Database Management Systems | code: COSI 127B | term: Spring 2024 | ongoing ...
This class presents a comprehensive introduction to the fundamental concepts of database systems. We will start by discussing the classical approaches to database design and the fundamental building blocks and operating principles of database systems. The primary focus of the course will be on the core concepts of the internals of database systems, covering entity-relationship and relational data models, commercial relational query languages (SQL and relational algebra), file organization, storage and memory management, indexing and hashing, query optimization, query processing, transaction processing, concurrency control, and recovery. Finally, we will cover the new trends in data management in the era of big data and data management in the cloud to highlight the evolution of database systems over the years.

@ Boston University

Data Systems Architectures | code: CS 561 | term: Spring 2023 | students: 27
This graduate seminar course focuses on how to design data systems for the new hardware, workloads, and performance requirements. The students will learn about the internal design and workflow of several data management areas including relational systems, distributed database systems, key-value stores, newSQL and NoSQL systems, data systems for machine learning (and machine learning for data systems), interactive analytics, and data management as a service.

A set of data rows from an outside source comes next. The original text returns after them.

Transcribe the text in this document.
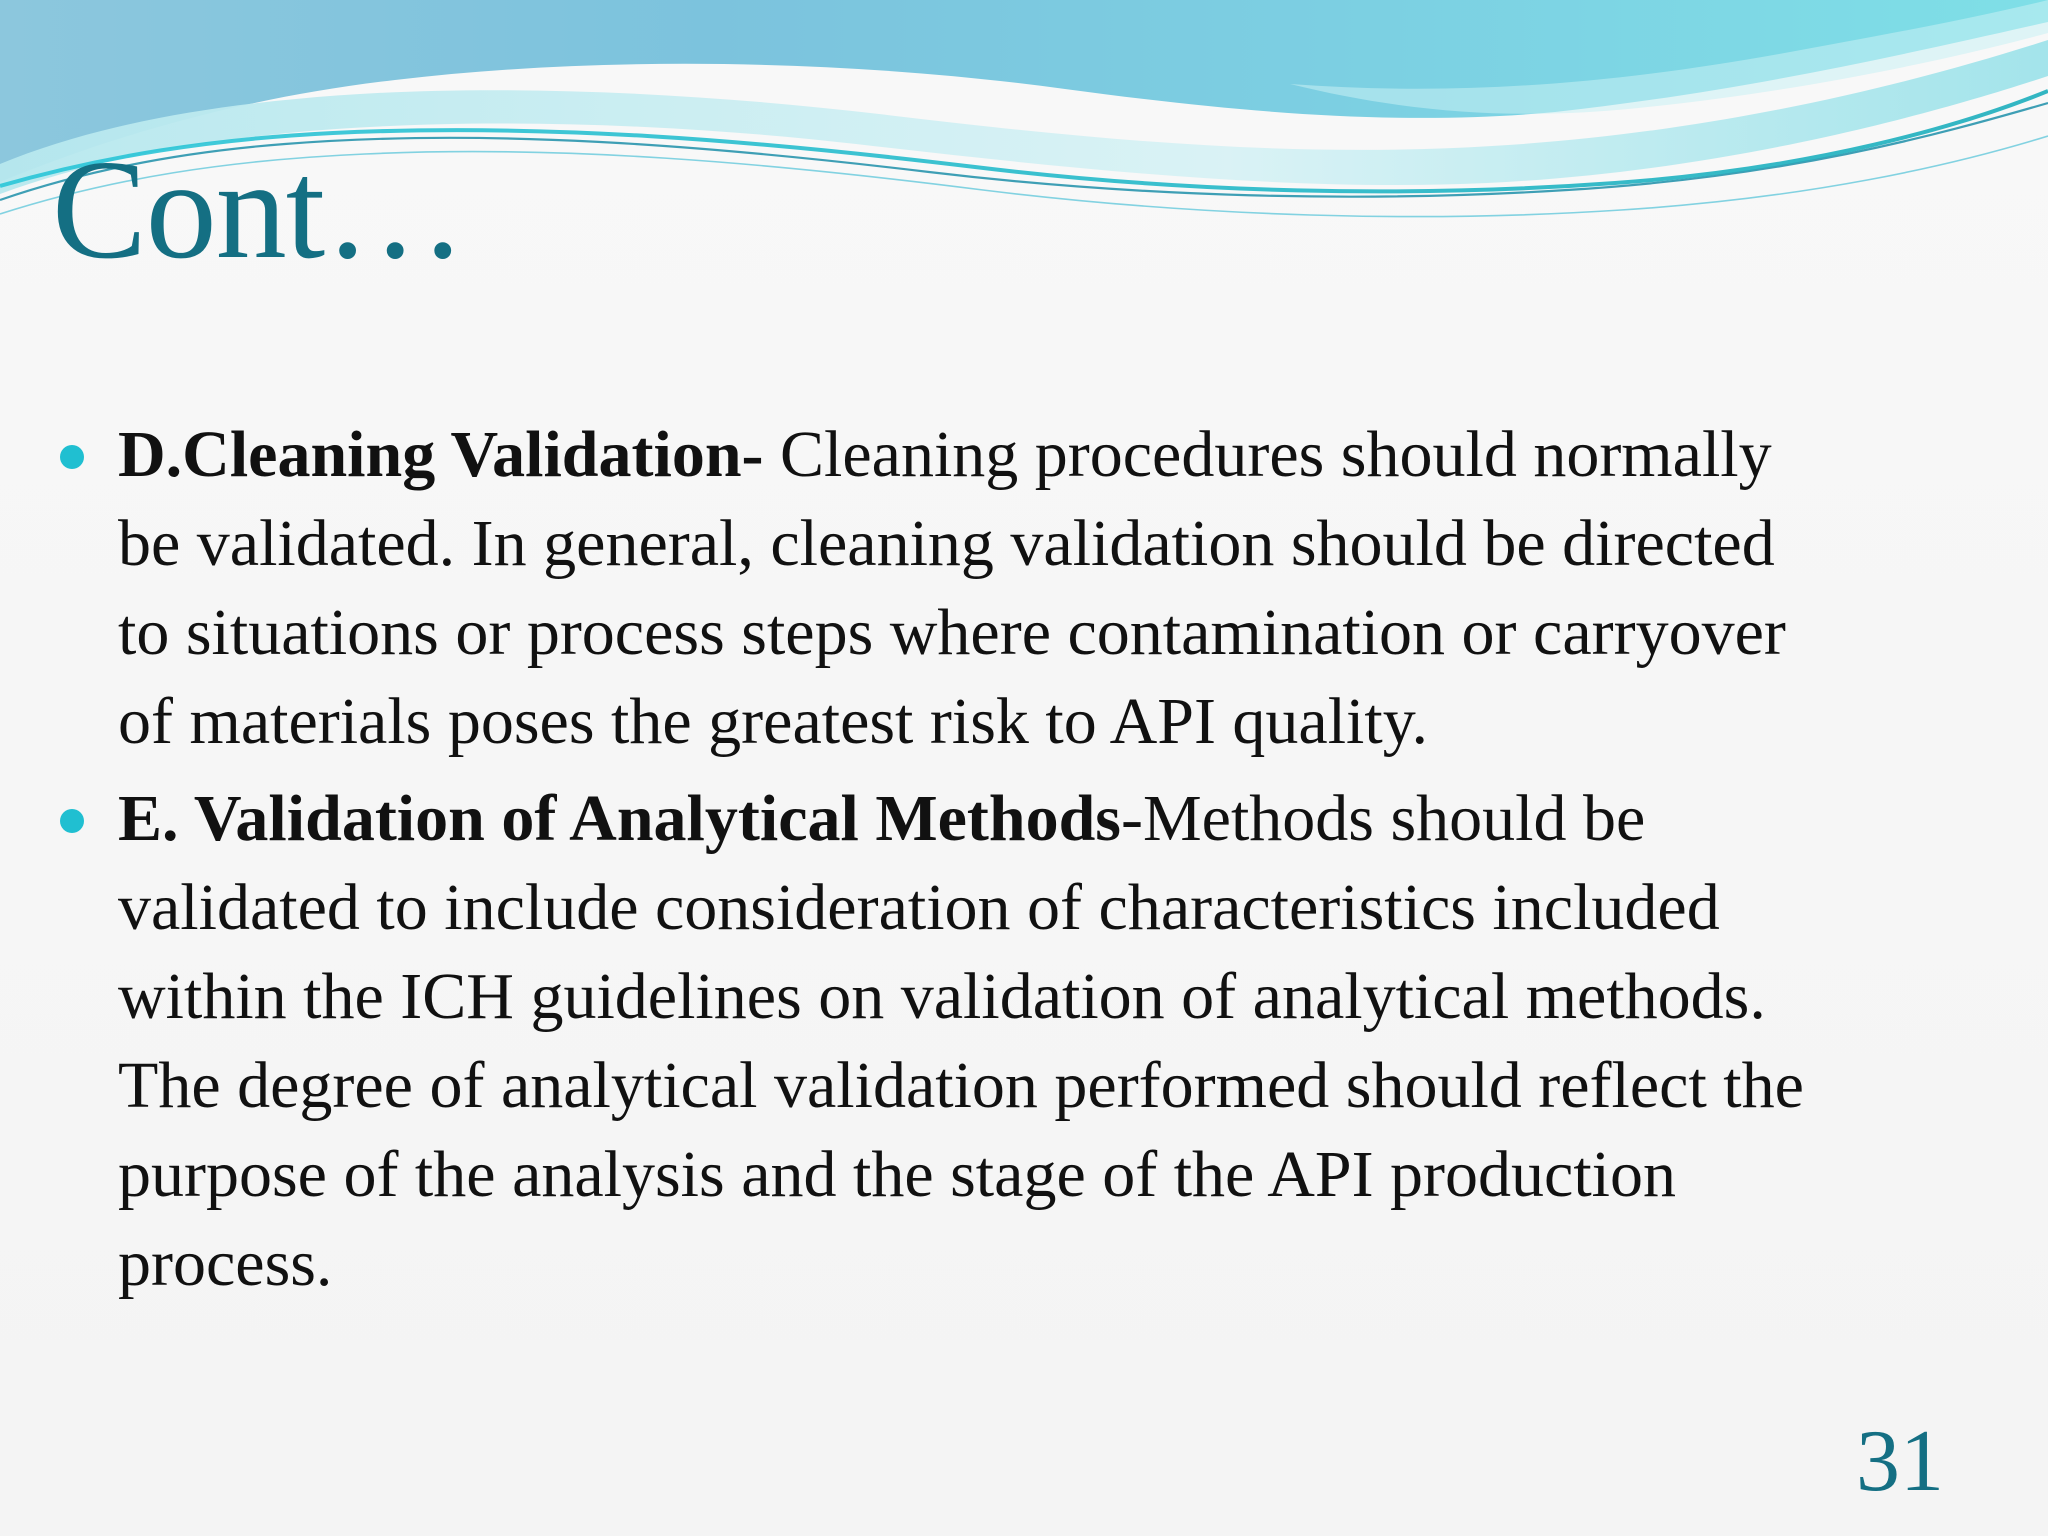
Cont…
D.Cleaning Validation- Cleaning procedures should normally
be validated. In general, cleaning validation should be directed
to situations or process steps where contamination or carryover
of materials poses the greatest risk to API quality.
E. Validation of Analytical Methods-Methods should be
validated to include consideration of characteristics included
within the ICH guidelines on validation of analytical methods.
The degree of analytical validation performed should reflect the
purpose of the analysis and the stage of the API production
process.
31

In a fast moving industry and research landscape, these skills and the knowledge of state-of-the-art data systems are essential for any engineer/researcher.
Fundamentals of Computing Systems | code: CS 350 | term: Spring 2020 | students: 95
This course is designed to provide students with the fundamental notions in "systems". The concept of system is willfully made generic as one of the main objectives of this course is to cover reasoning approaches, mathematical tools, and modeling techniques that can be applied to a multitude of system instances, and to develop the ability to map new problems onto existing solutions. This course will help the students realize that many system instances have a common denominator of challenges and issues that can be approached using well established techniques and abstractions.